Through it all, he had been plagued by an irritating abundance of suppressed lust which could only be quenched by sinking inside a warm, wet cunny and losing himself. But the trouble was, Annie was not the woman he wanted, and the woman he did want was not only his enemy, but on her sickbed, put there by him. Altogether an untenable situation.

Moreover, he was beginning to suspect from what he had viewed thus far—namely Miss Palliser in a bed which had not been stripped for days, wearing nothing but a chemise stained by her own perspiration—that Annie had not taken care of his prisoner at all as he had asked.

The sensitive nature of his missions meant none of his domestics were aware of his true position. He had fed his staff a story about Miss Palliser being a distant relative who was not only mad, but a danger to herself and others, and had left two of his own men behind to aid in guarding her. His sense of honor had required him to see a female tended to his prisoner while she was with fever. But he had seen at once Annie had not been the right choice for the task.

“The lady requires a bath,” he said without preamble. “She is lying in her own filth as we speak, Annie. Tell me why her bedding has not been freshened and why she is wearing the same chemise I left her in a week ago.”

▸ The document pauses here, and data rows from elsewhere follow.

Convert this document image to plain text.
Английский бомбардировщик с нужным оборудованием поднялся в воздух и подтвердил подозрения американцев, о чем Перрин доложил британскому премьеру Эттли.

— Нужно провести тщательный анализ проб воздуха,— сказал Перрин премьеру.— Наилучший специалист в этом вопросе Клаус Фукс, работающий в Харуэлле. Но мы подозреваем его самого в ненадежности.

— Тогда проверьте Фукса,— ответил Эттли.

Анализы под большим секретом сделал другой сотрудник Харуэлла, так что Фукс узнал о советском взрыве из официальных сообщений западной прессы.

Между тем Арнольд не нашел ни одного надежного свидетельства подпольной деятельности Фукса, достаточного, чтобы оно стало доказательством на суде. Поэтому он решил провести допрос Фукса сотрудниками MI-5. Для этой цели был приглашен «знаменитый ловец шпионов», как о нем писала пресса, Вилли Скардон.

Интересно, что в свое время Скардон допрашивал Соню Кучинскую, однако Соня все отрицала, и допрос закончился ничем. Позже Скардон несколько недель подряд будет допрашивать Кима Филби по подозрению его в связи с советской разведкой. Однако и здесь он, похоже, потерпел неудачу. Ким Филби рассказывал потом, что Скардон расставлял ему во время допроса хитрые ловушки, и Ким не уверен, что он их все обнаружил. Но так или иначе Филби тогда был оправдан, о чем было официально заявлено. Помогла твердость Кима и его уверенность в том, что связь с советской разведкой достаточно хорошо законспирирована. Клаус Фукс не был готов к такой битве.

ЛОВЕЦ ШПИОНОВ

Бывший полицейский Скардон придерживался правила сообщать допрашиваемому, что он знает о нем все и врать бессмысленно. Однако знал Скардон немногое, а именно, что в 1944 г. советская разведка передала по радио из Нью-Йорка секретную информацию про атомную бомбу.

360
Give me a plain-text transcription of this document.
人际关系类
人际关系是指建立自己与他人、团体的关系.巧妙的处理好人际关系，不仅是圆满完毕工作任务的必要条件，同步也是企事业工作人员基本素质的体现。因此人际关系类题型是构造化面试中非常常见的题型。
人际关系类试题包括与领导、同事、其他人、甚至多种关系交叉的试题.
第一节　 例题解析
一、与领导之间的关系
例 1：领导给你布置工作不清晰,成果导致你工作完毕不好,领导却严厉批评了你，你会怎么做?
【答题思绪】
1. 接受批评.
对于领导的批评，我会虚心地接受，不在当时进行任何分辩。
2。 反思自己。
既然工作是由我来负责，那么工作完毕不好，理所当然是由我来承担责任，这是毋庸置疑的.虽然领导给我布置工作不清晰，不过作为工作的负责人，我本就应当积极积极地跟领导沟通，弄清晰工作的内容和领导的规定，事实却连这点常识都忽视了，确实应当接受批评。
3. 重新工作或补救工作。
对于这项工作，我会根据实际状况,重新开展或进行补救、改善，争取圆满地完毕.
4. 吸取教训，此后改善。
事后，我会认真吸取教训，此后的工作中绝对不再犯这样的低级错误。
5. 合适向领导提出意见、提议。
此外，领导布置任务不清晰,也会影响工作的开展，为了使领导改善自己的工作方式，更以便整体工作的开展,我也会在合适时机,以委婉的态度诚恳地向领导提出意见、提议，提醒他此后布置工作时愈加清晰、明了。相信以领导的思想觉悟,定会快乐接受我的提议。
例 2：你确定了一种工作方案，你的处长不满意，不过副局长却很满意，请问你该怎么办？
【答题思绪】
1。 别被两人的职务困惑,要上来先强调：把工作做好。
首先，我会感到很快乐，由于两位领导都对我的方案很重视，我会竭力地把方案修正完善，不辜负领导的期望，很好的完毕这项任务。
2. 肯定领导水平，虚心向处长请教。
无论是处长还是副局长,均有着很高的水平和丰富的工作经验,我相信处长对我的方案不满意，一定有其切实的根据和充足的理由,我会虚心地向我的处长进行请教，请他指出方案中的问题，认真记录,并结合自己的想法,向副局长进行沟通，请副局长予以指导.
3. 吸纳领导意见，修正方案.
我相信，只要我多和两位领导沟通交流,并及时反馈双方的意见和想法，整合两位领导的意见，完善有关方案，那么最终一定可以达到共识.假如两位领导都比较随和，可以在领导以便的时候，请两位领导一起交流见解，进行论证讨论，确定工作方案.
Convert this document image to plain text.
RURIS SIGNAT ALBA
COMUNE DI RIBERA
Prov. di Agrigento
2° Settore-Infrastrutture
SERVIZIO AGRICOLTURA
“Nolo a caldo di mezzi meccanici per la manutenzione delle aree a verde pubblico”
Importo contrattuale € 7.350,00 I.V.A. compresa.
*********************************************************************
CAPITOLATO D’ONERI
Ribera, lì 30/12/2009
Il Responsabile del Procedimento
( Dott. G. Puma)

Annie blinked, straightening her skirts. “She would not cooperate, Your Grace. As you said she was a danger who must be kept locked in her chamber at all times until you returned, I did not deem it wise to spend too much time in her presence.”

Damn it to hell.

Or any time in her presence, which seemed far more apt. He despised Miss Palliser and her actions, along with everything she stood for, but that did not mean the sight—and smell, for that matter—of her had not affected him. He had noted it from the moment he had first gone to her chamber to find her sleeping the deep, calm slumber of a babe. And he had instantly sought to restrain her. Annie’s message about their patient’s recovery had reached him two days late since he had been hosting one of his infamous fêtes.

It had both begun and ended with a woman attempting to suck his cock. Different women. Both rebuffed. He had neither the time nor the inclination, though he had been tempted to accept not only both offers, but to drown himself in all the spirits and opium in Blayton House. He had not been this conflicted, this driven to the edge of the darkness dwelling within him, in some time, and he did not like it.

“The bath,” he snapped. “See that it is readied. She will take her ablutions in my bathroom.”

His order was partially self-serving. He had no wish for the domestics to witness the manner in which he had tied Miss Palliser to the bed. Also, he had placed her in a chamber ordinarily reserved for a governess. As such, it contained no private bath, unlike the ducal apartments, which had been renovated from their original, Jacobean splendor—or lack thereof—by his father the duke before him.

“Your chamber, sir?” Annie asked, frowning her disapproval.

He stared her down. She was not paid to disapprove. Nor was it her right, nor her place, especially given the state in which he had discovered Miss Palliser. “Yes, precisely as I said.”